Our texters worry about their friends. We see more conversations about how to help a friend than we do grief, bullying, or substance abuse. The majority of these conversations come from friends who are concerned that their friend is dealing with suicide. These concerns can range from hearing their friends talk about suicide to witnessing signs of self-harm. Depending on the severity of the situation, immediate action may even be necessary.
Supportive friends can play a vital role in learning to cope with these thoughts and feelings. It’s critical to recognize the warning signs that someone may be thinking about suicide. Some common signs include:
- Inability to perform daily tasks, such as bathing, brushing teeth, brushing hair, or changing clothes.
- Rapid mood swings, including increased energy level, inability to stay still, pacing, withdrawing from social situations, sudden happiness or calm after a period of depression.
- Increased agitation verbal threats, violent, out-of-control behavior, destruction of property.
- Abusive behavior towards self and others, including substance use or self-harm.
- Isolation from school, work, family, friends.
- Feelings of hopelessness, discussing how they have no reason to live or that it is too hard to keep on living
- Increased focus on death or dying
Friends are in the best position to recognize these signs, as there is less stigma opening up to a friend than their may be with family. Here’s some tips on how to start the conversation:
Lend An Ear
The conversation doesn’t have to be formal or unnatural. The National Alliance on Mental Illness (NAMI) suggests starting with observations. For example, “I’ve noticed lately that you [haven’t been sleeping, aren’t interested in soccer anymore, which you used to love, are posting a lot of sad song lyrics online, etc.] …”. From there, it’s important to provide support and reassurance. You can respond with, “I may not be able to understand exactly how you feel, but I care about you and want to help.” Good listening techniques like staying calm and asking how you can support them may help de-escalate a crisis situation.

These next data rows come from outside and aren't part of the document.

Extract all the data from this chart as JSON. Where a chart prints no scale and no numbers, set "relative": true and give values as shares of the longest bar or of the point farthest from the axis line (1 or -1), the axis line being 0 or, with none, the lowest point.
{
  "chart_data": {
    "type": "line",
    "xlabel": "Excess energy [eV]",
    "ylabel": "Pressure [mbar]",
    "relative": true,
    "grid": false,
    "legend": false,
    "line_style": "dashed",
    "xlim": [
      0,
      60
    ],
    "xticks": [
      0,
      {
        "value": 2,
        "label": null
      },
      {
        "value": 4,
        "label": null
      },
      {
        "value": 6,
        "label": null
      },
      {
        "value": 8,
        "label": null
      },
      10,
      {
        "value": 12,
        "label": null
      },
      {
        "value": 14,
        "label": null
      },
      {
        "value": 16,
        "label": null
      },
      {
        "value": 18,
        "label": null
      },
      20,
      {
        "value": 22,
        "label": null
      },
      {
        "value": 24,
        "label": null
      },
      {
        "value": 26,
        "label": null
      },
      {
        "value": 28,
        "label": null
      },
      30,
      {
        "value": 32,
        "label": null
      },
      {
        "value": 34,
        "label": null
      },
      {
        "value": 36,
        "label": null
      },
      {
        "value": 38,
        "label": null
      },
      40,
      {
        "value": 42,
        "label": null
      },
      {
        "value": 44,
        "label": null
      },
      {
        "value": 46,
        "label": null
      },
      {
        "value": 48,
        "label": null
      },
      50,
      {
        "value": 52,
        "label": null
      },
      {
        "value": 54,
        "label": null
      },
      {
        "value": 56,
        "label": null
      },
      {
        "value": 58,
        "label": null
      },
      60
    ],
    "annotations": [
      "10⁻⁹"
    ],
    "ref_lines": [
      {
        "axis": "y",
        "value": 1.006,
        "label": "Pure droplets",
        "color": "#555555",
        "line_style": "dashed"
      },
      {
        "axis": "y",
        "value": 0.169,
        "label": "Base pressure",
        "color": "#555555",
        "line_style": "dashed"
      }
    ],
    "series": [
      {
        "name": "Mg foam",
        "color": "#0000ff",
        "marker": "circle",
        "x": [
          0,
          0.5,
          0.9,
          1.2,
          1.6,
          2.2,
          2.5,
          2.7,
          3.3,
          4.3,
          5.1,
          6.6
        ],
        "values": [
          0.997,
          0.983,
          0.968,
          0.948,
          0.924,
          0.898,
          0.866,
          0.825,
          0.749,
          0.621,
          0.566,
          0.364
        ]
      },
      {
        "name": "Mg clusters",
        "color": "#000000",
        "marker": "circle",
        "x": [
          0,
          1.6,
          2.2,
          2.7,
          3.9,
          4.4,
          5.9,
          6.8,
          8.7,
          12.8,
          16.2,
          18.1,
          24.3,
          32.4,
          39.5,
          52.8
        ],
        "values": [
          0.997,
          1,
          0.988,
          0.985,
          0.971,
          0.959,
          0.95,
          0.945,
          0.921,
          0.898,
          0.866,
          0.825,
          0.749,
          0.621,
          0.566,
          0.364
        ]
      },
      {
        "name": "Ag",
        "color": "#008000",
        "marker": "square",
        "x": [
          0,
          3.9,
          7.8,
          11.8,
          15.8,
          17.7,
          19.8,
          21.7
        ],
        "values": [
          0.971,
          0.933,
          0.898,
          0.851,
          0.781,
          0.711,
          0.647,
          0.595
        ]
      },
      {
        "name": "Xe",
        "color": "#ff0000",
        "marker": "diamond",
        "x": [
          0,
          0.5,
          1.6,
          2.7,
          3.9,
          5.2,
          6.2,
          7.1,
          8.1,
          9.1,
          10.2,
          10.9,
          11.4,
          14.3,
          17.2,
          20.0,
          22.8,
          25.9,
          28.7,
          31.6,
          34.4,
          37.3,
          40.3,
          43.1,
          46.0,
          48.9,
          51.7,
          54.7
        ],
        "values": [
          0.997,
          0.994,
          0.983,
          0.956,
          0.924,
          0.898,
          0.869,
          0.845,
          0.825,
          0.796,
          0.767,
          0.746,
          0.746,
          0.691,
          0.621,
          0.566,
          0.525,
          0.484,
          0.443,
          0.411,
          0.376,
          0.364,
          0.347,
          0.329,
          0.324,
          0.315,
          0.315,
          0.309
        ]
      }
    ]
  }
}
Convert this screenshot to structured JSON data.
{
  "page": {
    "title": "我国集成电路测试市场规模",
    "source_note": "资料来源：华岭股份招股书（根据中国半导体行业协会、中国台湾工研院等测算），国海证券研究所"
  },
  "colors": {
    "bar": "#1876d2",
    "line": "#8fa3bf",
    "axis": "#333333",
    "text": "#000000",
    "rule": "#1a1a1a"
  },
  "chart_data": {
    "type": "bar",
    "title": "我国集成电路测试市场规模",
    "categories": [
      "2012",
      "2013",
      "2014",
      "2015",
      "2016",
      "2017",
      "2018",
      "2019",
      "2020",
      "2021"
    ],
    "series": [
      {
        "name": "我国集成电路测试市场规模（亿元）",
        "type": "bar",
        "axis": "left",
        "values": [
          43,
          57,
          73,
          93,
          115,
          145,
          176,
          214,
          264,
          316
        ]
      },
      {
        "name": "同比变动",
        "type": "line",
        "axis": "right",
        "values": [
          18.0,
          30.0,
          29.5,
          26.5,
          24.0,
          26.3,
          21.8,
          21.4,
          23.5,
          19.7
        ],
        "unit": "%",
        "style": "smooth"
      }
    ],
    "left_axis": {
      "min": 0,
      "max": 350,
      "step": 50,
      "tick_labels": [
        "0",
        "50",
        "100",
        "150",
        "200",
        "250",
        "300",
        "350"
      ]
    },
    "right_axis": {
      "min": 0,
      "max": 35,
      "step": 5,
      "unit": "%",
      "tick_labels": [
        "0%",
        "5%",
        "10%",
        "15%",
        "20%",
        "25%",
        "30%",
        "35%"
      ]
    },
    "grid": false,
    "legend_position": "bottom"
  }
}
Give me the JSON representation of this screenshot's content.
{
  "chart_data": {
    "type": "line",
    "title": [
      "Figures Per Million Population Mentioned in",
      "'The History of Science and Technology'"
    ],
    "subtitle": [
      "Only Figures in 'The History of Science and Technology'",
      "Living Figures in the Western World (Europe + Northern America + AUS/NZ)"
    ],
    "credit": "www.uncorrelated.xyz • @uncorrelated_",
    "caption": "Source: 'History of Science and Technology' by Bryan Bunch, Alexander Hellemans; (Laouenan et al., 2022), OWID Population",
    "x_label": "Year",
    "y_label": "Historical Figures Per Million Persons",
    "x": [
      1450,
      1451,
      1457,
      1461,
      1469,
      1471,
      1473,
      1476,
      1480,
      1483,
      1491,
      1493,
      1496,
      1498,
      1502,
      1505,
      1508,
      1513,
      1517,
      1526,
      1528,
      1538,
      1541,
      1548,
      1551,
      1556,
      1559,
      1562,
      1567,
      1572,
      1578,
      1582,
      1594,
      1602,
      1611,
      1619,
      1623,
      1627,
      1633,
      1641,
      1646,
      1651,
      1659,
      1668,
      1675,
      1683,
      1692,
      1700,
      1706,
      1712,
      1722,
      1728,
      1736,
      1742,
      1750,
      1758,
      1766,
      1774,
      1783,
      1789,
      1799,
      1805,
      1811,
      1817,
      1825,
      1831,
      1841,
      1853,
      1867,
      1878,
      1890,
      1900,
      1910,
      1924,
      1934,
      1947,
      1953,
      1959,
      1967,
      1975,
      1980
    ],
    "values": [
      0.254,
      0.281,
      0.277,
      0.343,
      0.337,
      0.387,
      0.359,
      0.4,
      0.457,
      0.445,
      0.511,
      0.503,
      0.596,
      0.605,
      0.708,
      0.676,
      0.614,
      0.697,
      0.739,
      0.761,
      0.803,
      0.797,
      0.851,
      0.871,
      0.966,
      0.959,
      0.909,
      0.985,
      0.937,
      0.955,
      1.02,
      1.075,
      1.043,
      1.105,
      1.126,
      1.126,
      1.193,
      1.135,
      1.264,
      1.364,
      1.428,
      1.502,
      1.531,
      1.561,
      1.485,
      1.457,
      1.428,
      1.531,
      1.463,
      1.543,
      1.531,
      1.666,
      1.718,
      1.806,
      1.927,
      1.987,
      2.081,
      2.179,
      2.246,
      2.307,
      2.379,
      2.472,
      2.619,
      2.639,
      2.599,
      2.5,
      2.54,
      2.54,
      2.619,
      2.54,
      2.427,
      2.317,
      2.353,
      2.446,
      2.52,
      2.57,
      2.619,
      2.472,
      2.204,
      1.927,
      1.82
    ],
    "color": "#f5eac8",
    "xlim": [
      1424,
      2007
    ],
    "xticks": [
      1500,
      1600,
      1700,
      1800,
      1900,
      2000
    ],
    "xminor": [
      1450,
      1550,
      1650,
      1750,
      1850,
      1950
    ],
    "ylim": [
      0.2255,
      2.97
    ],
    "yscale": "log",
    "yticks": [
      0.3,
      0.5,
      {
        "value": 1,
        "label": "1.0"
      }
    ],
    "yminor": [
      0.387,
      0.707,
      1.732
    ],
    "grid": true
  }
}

If you are worried that a friend is thinking about suicide, ask them about it. It is not suggestive to ask someone if they are thinking about suicide. By being upfront about your concern, you erase the stigma that often comes with talking about suicide. It also can help your friend feel more comfortable opening up, because they know you are ready and willing to hear about what they are struggling with.
Offer Support, Not Advice
If your friend doesn’t feel completely comfortable talking to you, offer them alternative options, like Crisis Text Line. Let your friend know that they can text HOME to 741741 from anywhere in the United States, anytime, about any type of crisis. From there, your friend will receive support from a trained Crisis Counselor.
If that sounds too overwhelming, help your friend with other tasks, such as helping them clean their room or scheduling that doctor’s appointment that has seemed too difficult to do. Sometimes, just knowing that someone is there for you can make a world of difference.
Check-in With Yourself
Conversations about suicide can be overwhelming. It is important that you check in with yourself and make sure you feel ready to engage in this conversation. Practice self-care following one of these conversations. If you need additional support, text HOME to 741741 to talk with a Crisis Counselor. You can’t pour from an empty cup.
It can be scary to talk to a friend about suicide. But, with an open ear and empathetic listening, you can create a safe space with which to talk to about any type of issue that a friend might be struggling with.